VANESSA MORENO
KARINE ARRUDA
DO REPÓRTERMT
O ex-governador de Mato Grosso, Mauro Mendes (União), afirmou que houve exagero nas penas aplicadas aos condenados pelos atos de 8 de janeiro de 2023 e defendeu a nova Lei da Dosimetria, promulgada nessa sexta-feira (08) pelo presidente do Senado e do Congresso Nacional, senador Davi Alcolumbre (União-AP). Para Mauro Mendes, o Congresso acertou ao derrubar o veto do presidente Lula da Silva (PT) e promulgar a lei.

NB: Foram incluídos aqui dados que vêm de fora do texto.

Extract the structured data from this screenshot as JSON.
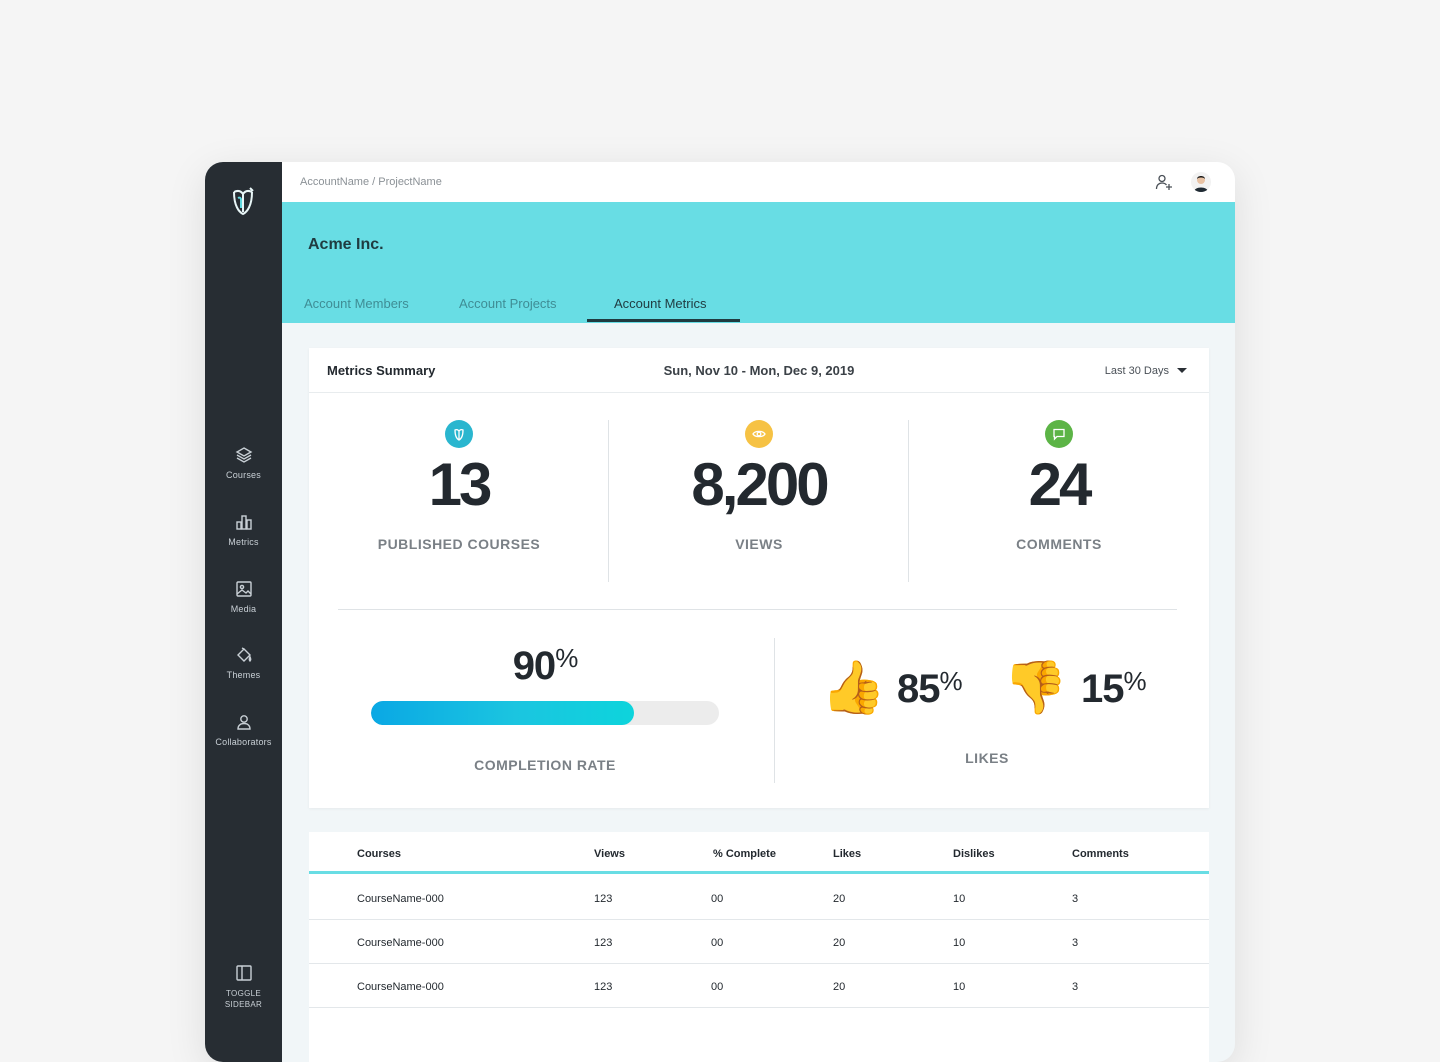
{
  "topbar": {
    "breadcrumb": "AccountName / ProjectName"
  },
  "header": {
    "account_name": "Acme Inc.",
    "tabs": [
      "Account Members",
      "Account Projects",
      "Account Metrics"
    ],
    "active_tab": "Account Metrics"
  },
  "sidebar": {
    "items": [
      {
        "label": "Courses",
        "icon": "layers-icon"
      },
      {
        "label": "Metrics",
        "icon": "bar-chart-icon"
      },
      {
        "label": "Media",
        "icon": "image-icon"
      },
      {
        "label": "Themes",
        "icon": "paint-bucket-icon"
      },
      {
        "label": "Collaborators",
        "icon": "users-icon"
      }
    ],
    "toggle_label": "TOGGLE SIDEBAR"
  },
  "metrics": {
    "title": "Metrics Summary",
    "date_range": "Sun, Nov 10 - Mon, Dec 9, 2019",
    "period": "Last 30 Days",
    "stats": [
      {
        "value": "13",
        "label": "PUBLISHED COURSES",
        "icon": "book-icon",
        "color": "#2ab6cf"
      },
      {
        "value": "8,200",
        "label": "VIEWS",
        "icon": "eye-icon",
        "color": "#f6c244"
      },
      {
        "value": "24",
        "label": "COMMENTS",
        "icon": "comment-icon",
        "color": "#5cb446"
      }
    ],
    "completion": {
      "value": "90",
      "unit": "%",
      "label": "COMPLETION RATE",
      "fraction": 0.9
    },
    "likes": {
      "up": "85",
      "down": "15",
      "unit": "%",
      "label": "LIKES"
    }
  },
  "table": {
    "columns": [
      "Courses",
      "Views",
      "% Complete",
      "Likes",
      "Dislikes",
      "Comments"
    ],
    "rows": [
      [
        "CourseName-000",
        "123",
        "00",
        "20",
        "10",
        "3"
      ],
      [
        "CourseName-000",
        "123",
        "00",
        "20",
        "10",
        "3"
      ],
      [
        "CourseName-000",
        "123",
        "00",
        "20",
        "10",
        "3"
      ]
    ]
  }
}
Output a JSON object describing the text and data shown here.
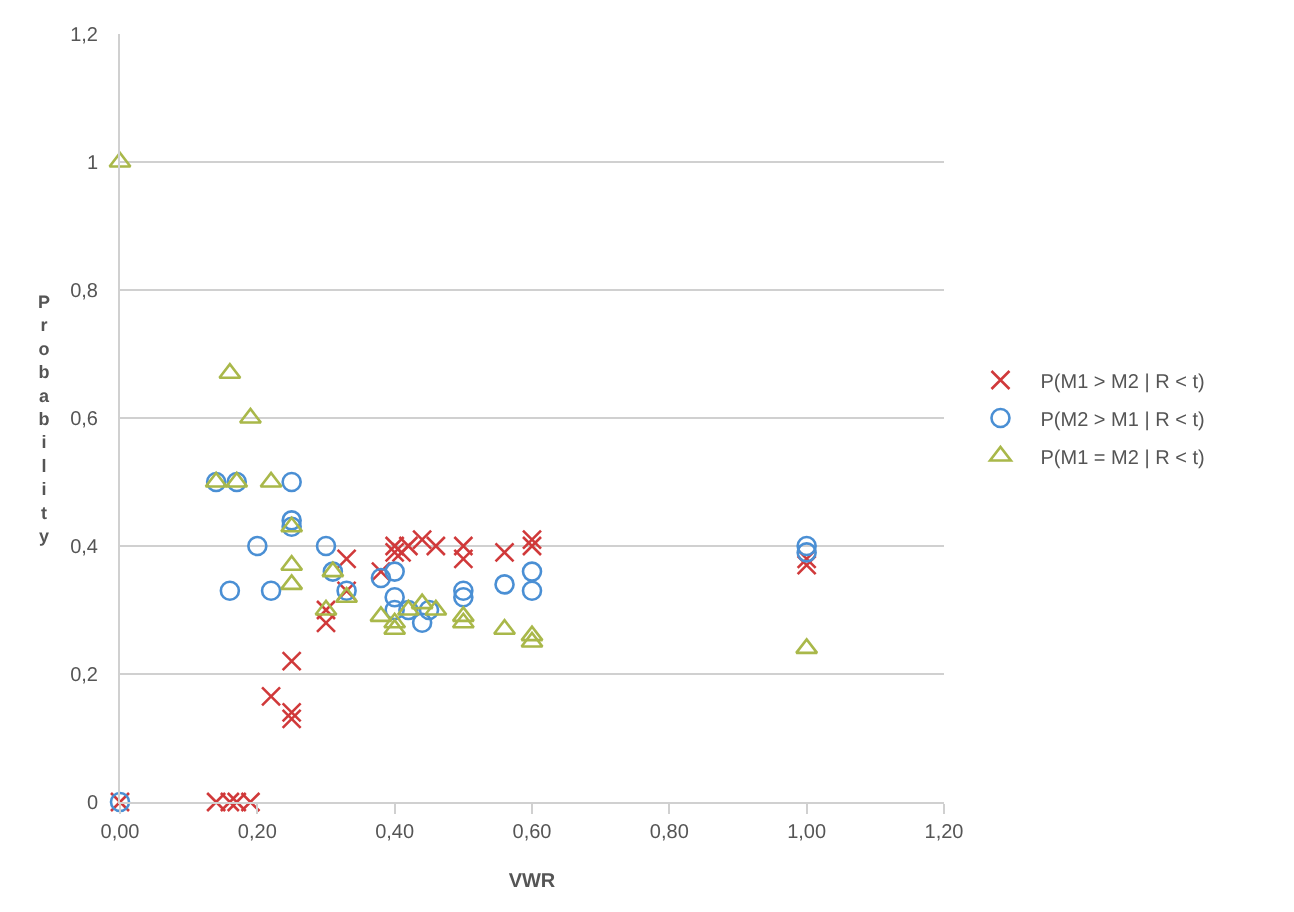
{
  "chart_data": {
    "type": "scatter",
    "xlabel": "VWR",
    "ylabel": "Probability",
    "xlim": [
      0,
      1.2
    ],
    "ylim": [
      0,
      1.2
    ],
    "xticks": [
      {
        "value": 0,
        "label": "0,00"
      },
      {
        "value": 0.2,
        "label": "0,20"
      },
      {
        "value": 0.4,
        "label": "0,40"
      },
      {
        "value": 0.6,
        "label": "0,60"
      },
      {
        "value": 0.8,
        "label": "0,80"
      },
      {
        "value": 1.0,
        "label": "1,00"
      },
      {
        "value": 1.2,
        "label": "1,20"
      }
    ],
    "yticks": [
      0,
      {
        "value": 0.2,
        "label": "0,2"
      },
      {
        "value": 0.4,
        "label": "0,4"
      },
      {
        "value": 0.6,
        "label": "0,6"
      },
      {
        "value": 0.8,
        "label": "0,8"
      },
      1,
      {
        "value": 1.2,
        "label": "1,2"
      }
    ],
    "grid": "y",
    "legend": "right",
    "series": [
      {
        "name": "P(M1 > M2 | R < t)",
        "color": "#d0393a",
        "marker": "cross",
        "x": [
          0,
          0.14,
          0.16,
          0.17,
          0.19,
          0.22,
          0.25,
          0.25,
          0.25,
          0.3,
          0.3,
          0.33,
          0.33,
          0.38,
          0.4,
          0.4,
          0.41,
          0.42,
          0.44,
          0.46,
          0.5,
          0.5,
          0.56,
          0.6,
          0.6,
          1.0,
          1.0
        ],
        "values": [
          0,
          0,
          0,
          0,
          0,
          0.165,
          0.14,
          0.13,
          0.22,
          0.28,
          0.3,
          0.38,
          0.33,
          0.36,
          0.39,
          0.4,
          0.39,
          0.4,
          0.41,
          0.4,
          0.4,
          0.38,
          0.39,
          0.4,
          0.41,
          0.37,
          0.38
        ]
      },
      {
        "name": "P(M2 > M1 | R < t)",
        "color": "#4a8fd4",
        "marker": "circle",
        "x": [
          0,
          0.14,
          0.17,
          0.25,
          0.25,
          0.25,
          0.2,
          0.16,
          0.22,
          0.3,
          0.31,
          0.33,
          0.38,
          0.4,
          0.4,
          0.4,
          0.42,
          0.44,
          0.45,
          0.5,
          0.5,
          0.56,
          0.6,
          0.6,
          1.0,
          1.0
        ],
        "values": [
          0,
          0.5,
          0.5,
          0.5,
          0.44,
          0.43,
          0.4,
          0.33,
          0.33,
          0.4,
          0.36,
          0.33,
          0.35,
          0.36,
          0.32,
          0.3,
          0.3,
          0.28,
          0.3,
          0.33,
          0.32,
          0.34,
          0.36,
          0.33,
          0.4,
          0.39
        ]
      },
      {
        "name": "P(M1 = M2 | R < t)",
        "color": "#a9b84a",
        "marker": "triangle",
        "x": [
          0,
          0.16,
          0.19,
          0.14,
          0.17,
          0.22,
          0.25,
          0.25,
          0.25,
          0.3,
          0.31,
          0.33,
          0.38,
          0.4,
          0.4,
          0.42,
          0.44,
          0.46,
          0.5,
          0.5,
          0.56,
          0.6,
          0.6,
          1.0
        ],
        "values": [
          1.0,
          0.67,
          0.6,
          0.5,
          0.5,
          0.5,
          0.43,
          0.37,
          0.34,
          0.3,
          0.36,
          0.32,
          0.29,
          0.28,
          0.27,
          0.3,
          0.31,
          0.3,
          0.29,
          0.28,
          0.27,
          0.26,
          0.25,
          0.24
        ]
      }
    ]
  }
}
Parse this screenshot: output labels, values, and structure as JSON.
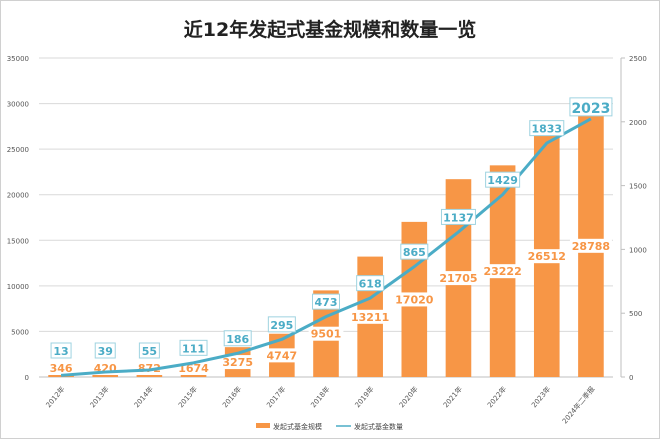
{
  "chart_data": {
    "type": "bar+line",
    "title": "近12年发起式基金规模和数量一览",
    "categories": [
      "2012年",
      "2013年",
      "2014年",
      "2015年",
      "2016年",
      "2017年",
      "2018年",
      "2019年",
      "2020年",
      "2021年",
      "2022年",
      "2023年",
      "2024年二季报"
    ],
    "series": [
      {
        "name": "发起式基金规模",
        "type": "bar",
        "axis": "left",
        "color": "#F79646",
        "values": [
          346,
          420,
          872,
          1674,
          3275,
          4747,
          9501,
          13211,
          17020,
          21705,
          23222,
          26512,
          28788
        ]
      },
      {
        "name": "发起式基金数量",
        "type": "line",
        "axis": "right",
        "color": "#4BACC6",
        "values": [
          13,
          39,
          55,
          111,
          186,
          295,
          473,
          618,
          865,
          1137,
          1429,
          1833,
          2023
        ]
      }
    ],
    "left_axis": {
      "ylim": [
        0,
        35000
      ],
      "ticks": [
        0,
        5000,
        10000,
        15000,
        20000,
        25000,
        30000,
        35000
      ]
    },
    "right_axis": {
      "ylim": [
        0,
        2500
      ],
      "ticks": [
        0,
        500,
        1000,
        1500,
        2000,
        2500
      ]
    },
    "grid": true,
    "legend": "bottom"
  }
}
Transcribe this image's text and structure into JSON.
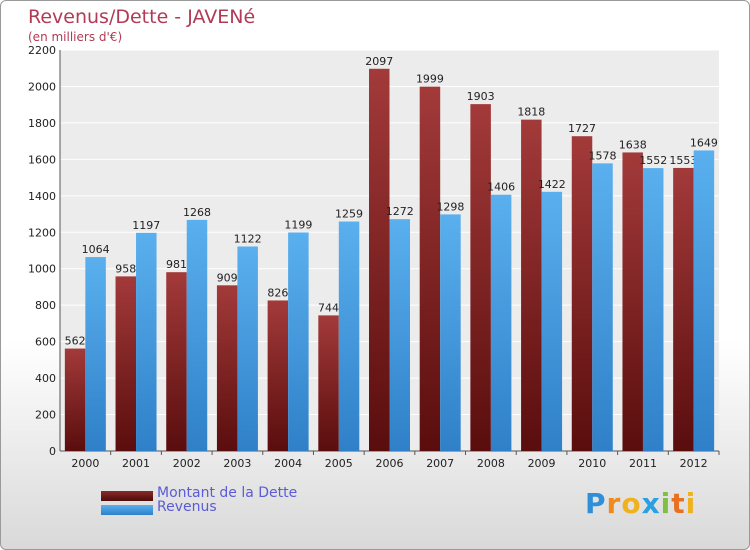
{
  "chart_data": {
    "type": "bar",
    "title": "Revenus/Dette - JAVENé",
    "subtitle": "(en milliers d'€)",
    "categories": [
      "2000",
      "2001",
      "2002",
      "2003",
      "2004",
      "2005",
      "2006",
      "2007",
      "2008",
      "2009",
      "2010",
      "2011",
      "2012"
    ],
    "series": [
      {
        "name": "Montant de la Dette",
        "color": "#7a1e1e",
        "values": [
          562,
          958,
          981,
          909,
          826,
          744,
          2097,
          1999,
          1903,
          1818,
          1727,
          1638,
          1553
        ]
      },
      {
        "name": "Revenus",
        "color": "#3f97dc",
        "values": [
          1064,
          1197,
          1268,
          1122,
          1199,
          1259,
          1272,
          1298,
          1406,
          1422,
          1578,
          1552,
          1649
        ]
      }
    ],
    "data_labels": {
      "Montant de la Dette": [
        "562",
        "958",
        "981",
        "909",
        "826",
        "744",
        "2097",
        "1999",
        "1903",
        "1818",
        "1727",
        "1638",
        "1553"
      ],
      "Revenus": [
        "1064",
        "1197",
        "1268",
        "1122",
        "1199",
        "1259",
        "1272",
        "1298",
        "1406",
        "1422",
        "1578",
        "1552",
        "1649"
      ]
    },
    "ylim": [
      0,
      2200
    ],
    "yticks": [
      "0",
      "200",
      "400",
      "600",
      "800",
      "1000",
      "1200",
      "1400",
      "1600",
      "1800",
      "2000",
      "2200"
    ],
    "grid": true,
    "legend_position": "bottom-left"
  },
  "logo": {
    "text": "Proxiti",
    "letters": [
      {
        "ch": "P",
        "color": "#2f8fd8"
      },
      {
        "ch": "r",
        "color": "#f08a1c"
      },
      {
        "ch": "o",
        "color": "#f0b21c"
      },
      {
        "ch": "x",
        "color": "#2aa0e0"
      },
      {
        "ch": "i",
        "color": "#80c040"
      },
      {
        "ch": "t",
        "color": "#e87020"
      },
      {
        "ch": "i",
        "color": "#f0b21c"
      }
    ]
  }
}
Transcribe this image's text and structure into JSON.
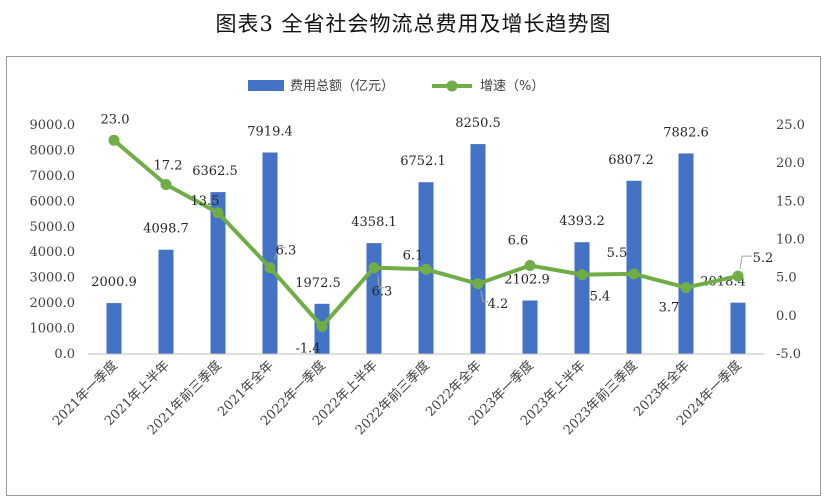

A nova legislação reduz penas dos envolvidos nas manifestações e invasões a prédios públicos em Brasília e pode beneficiar inclusive o ex-presidente Jair Bolsonaro (PL), condenado a 27 anos e três meses de prisão por tentativa de golpe de Estado.
“Eu acho que o Congresso acertou quando reposiciona e traz aí uma luz de justiça aos fatos ocorridos no dia 8 de janeiro”, disse.
Ainda segundo o ex-governador, os envolvidos nos atos precisavam ser punidos, mas criticou o tamanho das condenações impostas pelo Judiciário.
“Quem foi lá, invadiu, queimou, depredou, cometeu sim um crime e precisava ser punido, mas não com 14, 15 anos de prisão”, defendeu.
Mendes declarou ainda que já havia manifestado esse posicionamento anteriormente a autoridades do país, dizendo que os envolvidos deveriam responder pelos danos causados, mas não receber penas tão severas.
“Houve um exagero ali, me perdoem. Eu já disse isso para algumas pessoas de alta patente desse país e já falei várias vezes sobre isso na imprensa”, afirmou.
“Elas mereciam sim algum tipo de condenação, até de reparar o dano que elas fizeram, mas jamais uma cadeia como a de hoje”, acrescentou.
O ex-governador também comparou as condenações dos atos de 8 de janeiro com crimes mais graves.
“Tem gente que comete crime muito pior, muito, muito pior, e às vezes nem julgado é, nem condenado é”, ressaltou.
Lei da Dosimetria
A Lei da Dosimetria foi promulgada após o Congresso derrubar veto do presidente Luiz Inácio Lula da Silva ao Projeto de Lei 2.162/23, de autoria do deputado Marcelo Crivella (Republicanos-RJ).
Segundo o texto, condenados por invasão de prédios públicos em 8 de janeiro de 2023 e por tentativa de golpe de Estado, como é o caso de Jair Bolsonaro, poderão ter redução de pena de 1/3 a 2/3. Agora, a pena em regime fechado do ex-presidente pode ser reduzida de sete anos para pouco mais de dois anos.
A lei também reduz a pena para situação em que o crime for cometido por multidões. Nesse caso, quem não for líder ou financiador das ações poderá receber redução de 1/3 a 2/3.
Ainda conforme a nova legislação, foram alteradas as regras da Lei de Execução Penal, e o tempo mínimo necessário para progressão de regime foi reduzido.
Com a mudança, os 16%, ou 1/6 da pena em regime fechado, valerão para crimes com ou sem critérios de violência ou grave ameaça.
Além disso, os reincidentes terão que cumprir 20% da pena.
Antes da Lei da Dosimetria, os réus primários tinham que cumprir 25% da pena em regime fechado, e os reincidentes, 30%.